– Пожар! Горим!
Все присутствующие на миг застыли. Так всегда бывает, когда люди пугаются и не знают, что делать. В первую секунду все озираются, принюхиваются и думают что-то вроде: «Что там кричат? «Пожар»?» или «Пожар? Где? Тут пожар?».
Я же не колебался, вскочил на ноги и принялся очумело озираться по сторонам, словно искал, где горит. К тому времени, как все прочие в общем зале наконец зашевелились, я уже рванулся к лестнице.
– Пожар! – надрывались наверху. – Господи боже, пожар!
Я слегка улыбнулся, слушая Бэзила. Он честно играл свою небольшую роль, даже несколько переигрывал. Я знал его не настолько хорошо, чтобы посвятить его во весь план целиком, однако для меня было важно, чтобы кто-то вовремя заметил пожар и тем самым дал мне возможность начать действовать. Мне совершенно не улыбалась перспектива и в самом деле спалить полтрактира.
Я взбежал наверх и окинул взглядом второй этаж «Золотого пони». За спиной у меня уже слышались шаги. Несколько богатых постояльцев отворили двери номеров и выглядывали в коридор.
Из-под двери, ведущей в комнаты Амброза, тянулись струйки дыма. Великолепно!

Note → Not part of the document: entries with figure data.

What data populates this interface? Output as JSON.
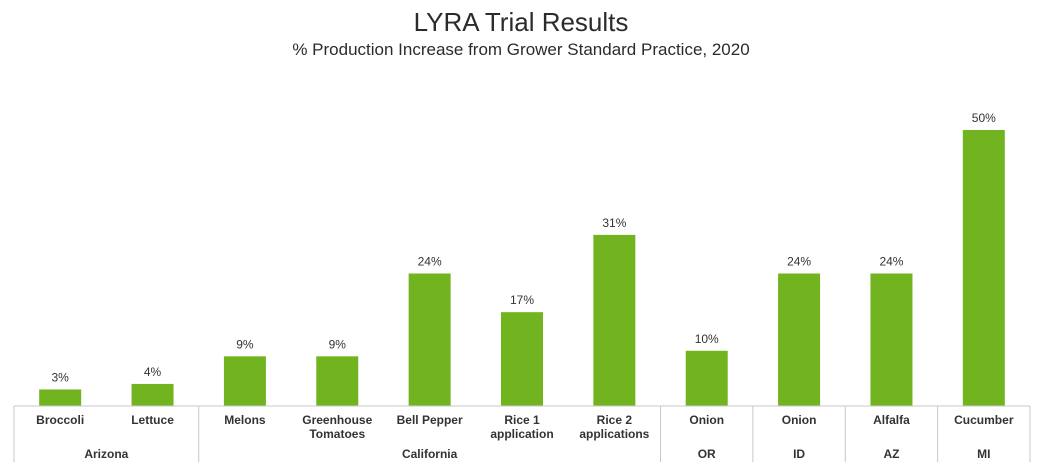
{
  "chart_data": {
    "type": "bar",
    "title": "LYRA Trial Results",
    "subtitle": "% Production Increase from Grower Standard Practice, 2020",
    "bar_color": "#72b41f",
    "categories": [
      [
        "Broccoli"
      ],
      [
        "Lettuce"
      ],
      [
        "Melons"
      ],
      [
        "Greenhouse",
        "Tomatoes"
      ],
      [
        "Bell Pepper"
      ],
      [
        "Rice 1",
        "application"
      ],
      [
        "Rice 2",
        "applications"
      ],
      [
        "Onion"
      ],
      [
        "Onion"
      ],
      [
        "Alfalfa"
      ],
      [
        "Cucumber"
      ]
    ],
    "values": [
      3,
      4,
      9,
      9,
      24,
      17,
      31,
      10,
      24,
      24,
      50
    ],
    "data_labels": [
      "3%",
      "4%",
      "9%",
      "9%",
      "24%",
      "17%",
      "31%",
      "10%",
      "24%",
      "24%",
      "50%"
    ],
    "groups": [
      {
        "label": "Arizona",
        "start": 0,
        "end": 1
      },
      {
        "label": "California",
        "start": 2,
        "end": 6
      },
      {
        "label": "OR",
        "start": 7,
        "end": 7
      },
      {
        "label": "ID",
        "start": 8,
        "end": 8
      },
      {
        "label": "AZ",
        "start": 9,
        "end": 9
      },
      {
        "label": "MI",
        "start": 10,
        "end": 10
      }
    ],
    "ylim": [
      0,
      50
    ],
    "grid": false
  }
}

– По-моему, это тут! – заорал я и бросился к двери, сунув руку в один из карманов плаща.
За те долгие дни, что мы провели в поисках в архивах, я нашел упоминания о многих любопытнейших артефактах. Один из них был весьма остроумным приспособлением, именуемым «осадным камнем».
Его действие основывалось на самых простых симпатических принципах. Арбалет запасает энергию и использует ее для того, чтобы послать стрелу с большой скоростью на большое расстояние. А осадный камень представляет собой кусок свинца, исписанный рунами, который запасает энергию и использует ее для того, чтобы продвинуться на шесть дюймов с силой боевого тарана.

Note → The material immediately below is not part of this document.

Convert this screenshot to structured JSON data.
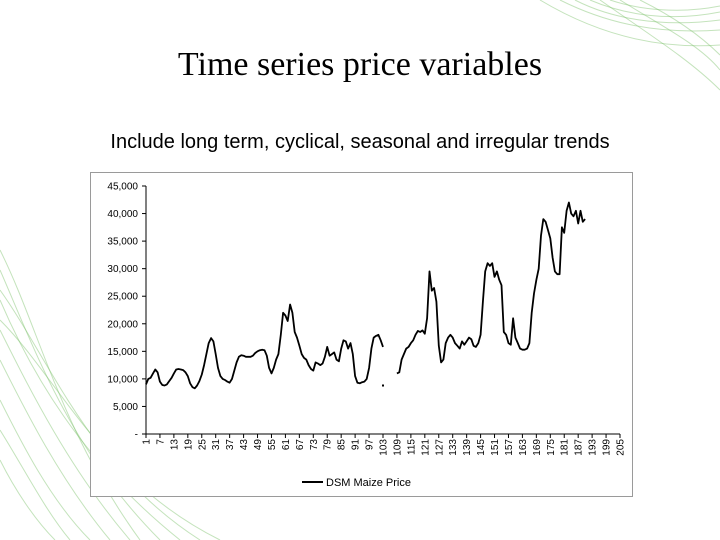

Добежав до середины коридора, я собрал все силы и ударил в дверь Амброза плечом. Одновременно с этим я ударил по ней осадным камнем, который прятал в ладони.
Прочная дверь разлетелась как бочонок, который огрели кувалдой. Присутствующие заохали и заахали. Я ворвался внутрь, старательно скрывая кровожадную улыбку, что играла у меня на губах.
В гостиной у Амброза было темно, а висящий в воздухе дым делал комнату еще темнее. Я увидел в глубине комнаты, слева, мерцающий отсвет пламени. По своему предыдущему визиту я знал, что там находится дверь спальни.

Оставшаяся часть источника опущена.